Una parte de ella deseaba celebrar lo que implicaba que Gideon hubiera dejado de ir a la psiquiatra. Estaba empezando a definirse como algo más que un simple violinista, y eso era bueno. Pero otra parte de ella sentía cierto malestar al oír lo que decía. Sin el violín, podría averiguar quién era, pero tenía que desear hacer esa averiguación, y por lo que decía no parecía el tipo de hombre que estuviera dispuesto a embarcarse en un viaje de autoconocimiento.

Con todo, le dijo dulcemente:

– El hecho de que no toques no quiere decir que sea el fin del mundo, Gideon.

– Es el fin de mi mundo -le replicó.

Gideon entró en la sala de música. Le oyó tropezar, chocarse contra algo y maldecir. Se encendió una luz, y mientras Libby se ocupaba del té -una sugerencia que ahora le parecía de lo más insignificante-, Gideon escuchó el mensaje que habían dejado cuando él intentaba trabajar en el cobertizo.

«Le habla el inspector Thomas Lynley -le dijo una voz afelpada de barítono de obra de época-. Me dirijo a Londres desde Brighton. ¿Me llamará al móvil cuando reciba este mensaje? Necesito hablar sobre su tío con usted.»

«¿Ahora aparece un tío?», se preguntó Libby mientras el detective recitaba el número de teléfono de su móvil. ¿Qué iba a suceder a continuación? ¿Qué más tendría que soportar Gideon y cuándo diría basta?

Estaba a punto de decir: «Espera hasta mañana, Gid. Duerme conmigo esta noche. Haré todo lo posible para que no tengas pesadillas. Te lo prometo», cuando oyó que Gideon empezaba a marcar un número de teléfono. Un instante más tarde comenzó a hablar. Intentó parecer ocupada con el té, pero de todos modos escuchó la conversación, por el bien de Gideon.

– Aquí Gideon Davies -dijo-. He recibido su mensaje… Gracias… Sí, fue un golpe muy duro.-Escuchó durante un buen rato lo que el detective le estaba diciendo. Al cabo de un rato respondió-: Preferiría hablarlo por teléfono, si no le importa.

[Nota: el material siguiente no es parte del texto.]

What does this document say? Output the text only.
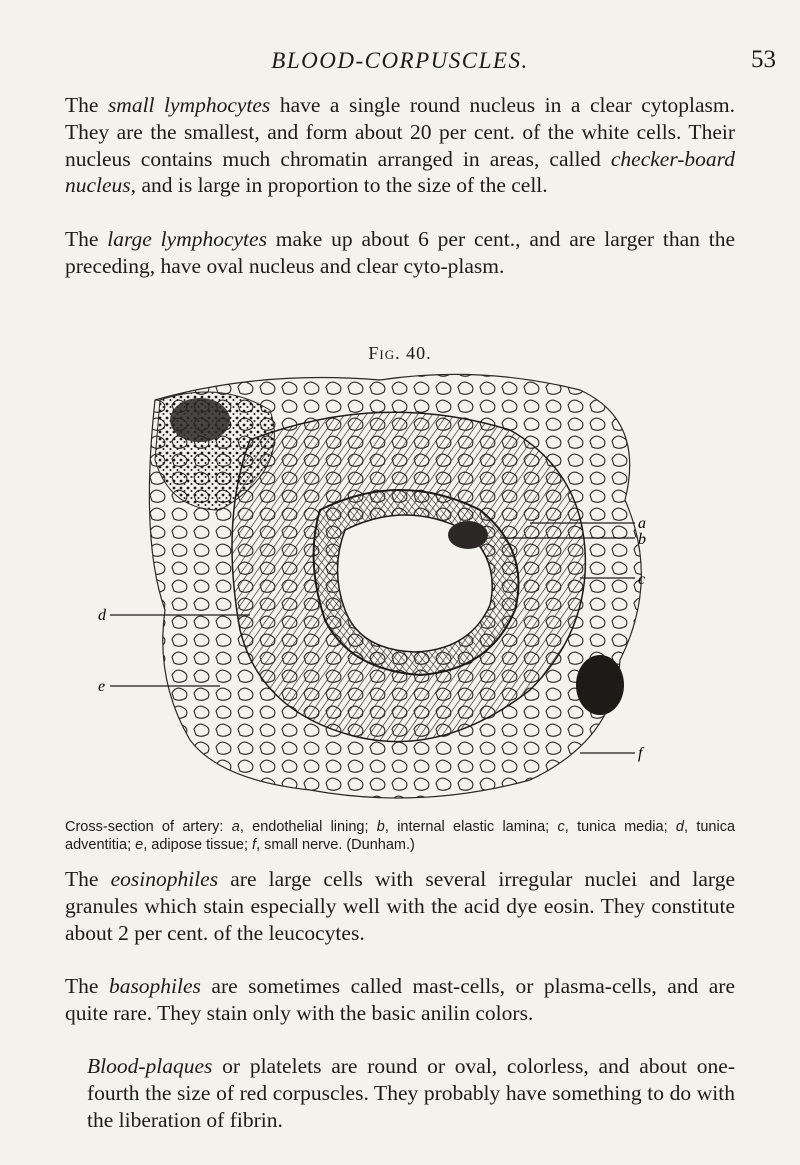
BLOOD-CORPUSCLES.	53

The small lymphocytes have a single round nucleus in a clear cytoplasm. They are the smallest, and form about 20 per cent. of the white cells. Their nucleus contains much chromatin arranged in areas, called checker-board nucleus, and is large in proportion to the size of the cell.

The large lymphocytes make up about 6 per cent., and are larger than the preceding, have oval nucleus and clear cyto-plasm.

Fig. 40.
a
b
c
d
e
f

Cross-section of artery: a, endothelial lining; b, internal elastic lamina; c, tunica media; d, tunica adventitia; e, adipose tissue; f, small nerve. (Dunham.)

The eosinophiles are large cells with several irregular nuclei and large granules which stain especially well with the acid dye eosin. They constitute about 2 per cent. of the leucocytes.

The basophiles are sometimes called mast-cells, or plasma-cells, and are quite rare. They stain only with the basic anilin colors.

Blood-plaques or platelets are round or oval, colorless, and about one-fourth the size of red corpuscles. They probably have something to do with the liberation of fibrin.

«Un tanto a nuestro favor -pensó Libby-. Pasaremos una noche tranquila y después nos iremos a dormir.» Pero mientras llevaba las tazas de té a la mesa, Gideon continuó hablando, después de hacer otra pausa para escuchar al policía.

– De acuerdo, entonces. Si no puede ser de otra manera. -Le dio la dirección-. Estaré en casa, inspector. -Después colgó.

Regresó a la cocina. Libby intentó aparentar que no había estado escuchando tras la puerta. Se dirigió hacia un armario y lo abrió, en busca de algo que pudiera acompañar al té. Sacó un paquete de galletas japonesas. Rasgó el paquete y vertió el contenido en un cuenco, cogiendo dos semillas y llevándoselas a la boca a medida que llevaba el cuenco a la mesa.